Puerto Ricans are a rock-solid Democratic voting bloc, and President Barack Obama is giving them a big hug by completing this week’s US Air Force One swing state tour of Florida and North Carolina with a Tuesday stop-off on the island.
The trip is the first presidential fly-in since 1961. Obama is slated to attend a Democratic National Committee fundraiser there that night, but the White House’s announcement made sure to mention the March 2009 report by the President’s Task Force on Puerto Rico’s Status.
The report urges the president, Congress, as well as Puerto Rico’s government and population, to “work to ensure that Puerto Ricans are able to express their will about status options and have that will acted upon by the end of 2012 or soon thereafter.”
But the status report is a sideshow because the president needs a big turnout from Puerto Ricans in Florida if he is to win in 2012.
A significant number of Puerto Rican voters live in states, such as New York and Illinois, that Obama will likely win in 2012. But many also live in must-win Florida, and all are part of the burgeoning Hispanic community that is taking a central role in Obama’s campaign strategy.

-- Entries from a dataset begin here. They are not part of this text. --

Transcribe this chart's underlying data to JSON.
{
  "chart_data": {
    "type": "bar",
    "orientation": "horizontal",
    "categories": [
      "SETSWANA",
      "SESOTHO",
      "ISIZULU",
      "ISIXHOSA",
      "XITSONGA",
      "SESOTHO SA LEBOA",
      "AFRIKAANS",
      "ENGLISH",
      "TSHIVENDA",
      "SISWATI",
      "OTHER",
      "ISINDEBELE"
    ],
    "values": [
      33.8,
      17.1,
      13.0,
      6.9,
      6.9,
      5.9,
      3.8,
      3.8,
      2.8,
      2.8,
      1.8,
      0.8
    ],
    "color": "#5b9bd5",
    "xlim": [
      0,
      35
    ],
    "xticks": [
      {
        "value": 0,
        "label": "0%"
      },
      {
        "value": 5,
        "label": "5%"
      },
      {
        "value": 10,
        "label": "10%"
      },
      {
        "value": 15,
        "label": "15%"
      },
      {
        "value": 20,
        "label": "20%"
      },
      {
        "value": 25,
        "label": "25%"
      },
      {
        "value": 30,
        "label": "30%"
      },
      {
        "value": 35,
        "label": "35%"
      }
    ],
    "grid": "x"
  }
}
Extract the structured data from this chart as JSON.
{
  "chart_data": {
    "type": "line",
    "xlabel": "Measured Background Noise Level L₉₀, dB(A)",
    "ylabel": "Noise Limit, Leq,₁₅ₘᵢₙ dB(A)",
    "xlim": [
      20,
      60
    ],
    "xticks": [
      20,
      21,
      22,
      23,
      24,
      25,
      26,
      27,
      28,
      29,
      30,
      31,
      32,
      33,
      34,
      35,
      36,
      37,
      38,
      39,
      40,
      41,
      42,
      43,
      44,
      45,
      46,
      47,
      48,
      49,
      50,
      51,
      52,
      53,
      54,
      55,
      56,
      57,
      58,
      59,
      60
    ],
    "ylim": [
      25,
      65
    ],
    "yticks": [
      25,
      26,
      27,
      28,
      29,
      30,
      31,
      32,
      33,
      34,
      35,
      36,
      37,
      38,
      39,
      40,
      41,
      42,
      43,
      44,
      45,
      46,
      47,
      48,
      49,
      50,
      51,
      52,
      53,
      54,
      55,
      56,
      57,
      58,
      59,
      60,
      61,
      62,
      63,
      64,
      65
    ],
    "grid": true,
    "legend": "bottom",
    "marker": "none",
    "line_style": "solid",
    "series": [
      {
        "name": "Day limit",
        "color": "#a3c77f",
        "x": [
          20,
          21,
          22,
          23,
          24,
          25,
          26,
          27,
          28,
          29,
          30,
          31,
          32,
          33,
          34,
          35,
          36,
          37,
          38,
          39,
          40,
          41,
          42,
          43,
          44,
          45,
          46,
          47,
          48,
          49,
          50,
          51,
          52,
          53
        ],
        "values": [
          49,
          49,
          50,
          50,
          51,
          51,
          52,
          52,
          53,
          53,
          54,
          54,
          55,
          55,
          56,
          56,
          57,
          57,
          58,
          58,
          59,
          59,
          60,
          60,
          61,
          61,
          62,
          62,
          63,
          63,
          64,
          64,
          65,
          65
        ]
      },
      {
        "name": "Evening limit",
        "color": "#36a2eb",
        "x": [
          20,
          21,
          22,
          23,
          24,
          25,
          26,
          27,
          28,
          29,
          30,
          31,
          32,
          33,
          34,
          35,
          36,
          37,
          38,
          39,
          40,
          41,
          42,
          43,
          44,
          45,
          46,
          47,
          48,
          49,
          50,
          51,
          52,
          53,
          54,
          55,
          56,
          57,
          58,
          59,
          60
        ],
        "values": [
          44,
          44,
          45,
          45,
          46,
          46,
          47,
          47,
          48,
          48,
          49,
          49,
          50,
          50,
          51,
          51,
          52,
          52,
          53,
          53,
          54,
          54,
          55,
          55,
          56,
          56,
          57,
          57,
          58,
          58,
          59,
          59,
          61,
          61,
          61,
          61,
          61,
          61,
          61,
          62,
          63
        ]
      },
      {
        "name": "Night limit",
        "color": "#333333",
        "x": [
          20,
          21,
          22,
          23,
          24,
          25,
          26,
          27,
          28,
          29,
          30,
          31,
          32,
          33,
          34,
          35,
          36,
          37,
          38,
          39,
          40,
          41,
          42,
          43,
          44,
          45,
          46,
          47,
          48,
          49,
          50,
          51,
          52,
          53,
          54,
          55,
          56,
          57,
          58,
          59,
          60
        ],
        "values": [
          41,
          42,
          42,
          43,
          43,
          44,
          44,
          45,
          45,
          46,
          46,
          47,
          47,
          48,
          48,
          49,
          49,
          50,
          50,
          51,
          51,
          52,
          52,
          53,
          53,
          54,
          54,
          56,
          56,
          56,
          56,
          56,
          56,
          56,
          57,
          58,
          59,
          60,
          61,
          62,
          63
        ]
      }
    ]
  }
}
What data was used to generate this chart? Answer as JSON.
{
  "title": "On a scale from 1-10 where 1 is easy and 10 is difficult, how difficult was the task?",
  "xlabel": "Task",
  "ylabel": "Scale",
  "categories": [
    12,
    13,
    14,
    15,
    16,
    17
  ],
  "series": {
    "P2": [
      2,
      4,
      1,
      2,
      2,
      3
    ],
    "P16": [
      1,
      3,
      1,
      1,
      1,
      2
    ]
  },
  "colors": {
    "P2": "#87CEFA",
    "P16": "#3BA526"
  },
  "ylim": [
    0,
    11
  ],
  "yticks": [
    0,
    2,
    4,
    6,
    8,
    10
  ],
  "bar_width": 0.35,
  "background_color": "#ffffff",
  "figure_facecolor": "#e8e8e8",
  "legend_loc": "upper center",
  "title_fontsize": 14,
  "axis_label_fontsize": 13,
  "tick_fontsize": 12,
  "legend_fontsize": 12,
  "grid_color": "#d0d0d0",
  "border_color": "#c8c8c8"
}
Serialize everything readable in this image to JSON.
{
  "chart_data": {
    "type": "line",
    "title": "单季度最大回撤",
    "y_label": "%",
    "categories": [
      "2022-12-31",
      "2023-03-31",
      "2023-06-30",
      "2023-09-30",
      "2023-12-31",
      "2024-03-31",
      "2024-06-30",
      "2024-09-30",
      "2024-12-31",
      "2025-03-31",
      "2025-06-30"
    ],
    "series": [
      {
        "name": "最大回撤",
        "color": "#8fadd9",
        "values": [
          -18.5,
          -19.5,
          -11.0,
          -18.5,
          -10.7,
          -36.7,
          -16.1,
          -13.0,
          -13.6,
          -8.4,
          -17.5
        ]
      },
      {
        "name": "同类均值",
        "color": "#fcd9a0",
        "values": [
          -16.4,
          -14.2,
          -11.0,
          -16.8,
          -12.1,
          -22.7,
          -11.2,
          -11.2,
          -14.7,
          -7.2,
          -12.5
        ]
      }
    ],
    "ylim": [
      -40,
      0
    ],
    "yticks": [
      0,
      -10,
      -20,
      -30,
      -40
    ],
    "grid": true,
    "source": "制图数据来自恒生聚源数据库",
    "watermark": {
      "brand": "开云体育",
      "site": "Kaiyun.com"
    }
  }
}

The emerging strategy calls for a much-increased turnout among Hispanics to offset Obama’s declining support among white voters in economically distressed areas, such as Ohio. Obama’s election officials have said they hope that increased Latino turnout will allow them to win Virginia and North Carolina.
To spur this turnout, Obama’s campaign officials plan to register many Latino voters, partner with Hispanic media personalities to boost enthusiasm, and use surrogates and the Spanish-language media to paint Republicans as anti-Latino racists.
This week, the Obama campaign announced the hiring of Katherine Archuleta, an experienced Colorado-based Latina political operative, to run the political side of the reelection effort.
There’s much potential for gain, because only 29.6% of eligible Puerto Rican-origin Latinos voted during the 2010 election, according to an April 2011 report by the Pew Research Center. At least 5 percent of Florida’s eligible voters are Puerto Ricans.
GOP activists are skeptical about this strategy, in part, because GOP Hispanics won statewide races in Florida, Nevada and New Mexico, but also because low GOP turnout in 2008 was critical to Obama’s victories in North Carolina and Virginia.
In 2012, the ginned-up GOP base and the painful economic recession will likely give the GOP candidate a solid advantage in those states, as well as traditional swing-voting states such as Ohio and Florida. A June 8 memo from Rick Wiley, the political director at the Republican National Committee, noted that Republicans have made sweeping midterm election gains in nine states Obama that won in 2008.
“Republicans have proven every one of these states is winnable for our 2012 nominee,” Wiley said in the memo. “President Obama will be playing defense on a very wide playing field, and all of the new Republican players elected since Obama’s inauguration will be standing in his way.”
The GOP will also push its own Hispanic outreach campaign in the hope of driving Obama’s share of the Hispanic vote below 65 percent.
Before visiting Puerto Rico, the president will take Air Force One to Durham, N.C., on Monday to meet with his Jobs and Competitiveness Council at Cree Inc., a company that is developing new-generation lights.
That evening, he’ll take the modified Boeing 747 down to Miami to attend two fundraisers. The aircraft will not stay overnight in Miami, but will jet to Puerto Rico for a Tuesday landing.
There’s little press attention being given to the task force report on Puerto Rico’s status, partly because there’s little prospect the recommendations will be have any impact. Even if Congress approved the cumbersome referendum process, Puerto Ricans may decide not give up their favorable relationship with the US.
Many Democrats want Puerto Ricans to vote for statehood, in part, because it would likely result in two new Democratic senators and a myriad new opportunities for local political activists.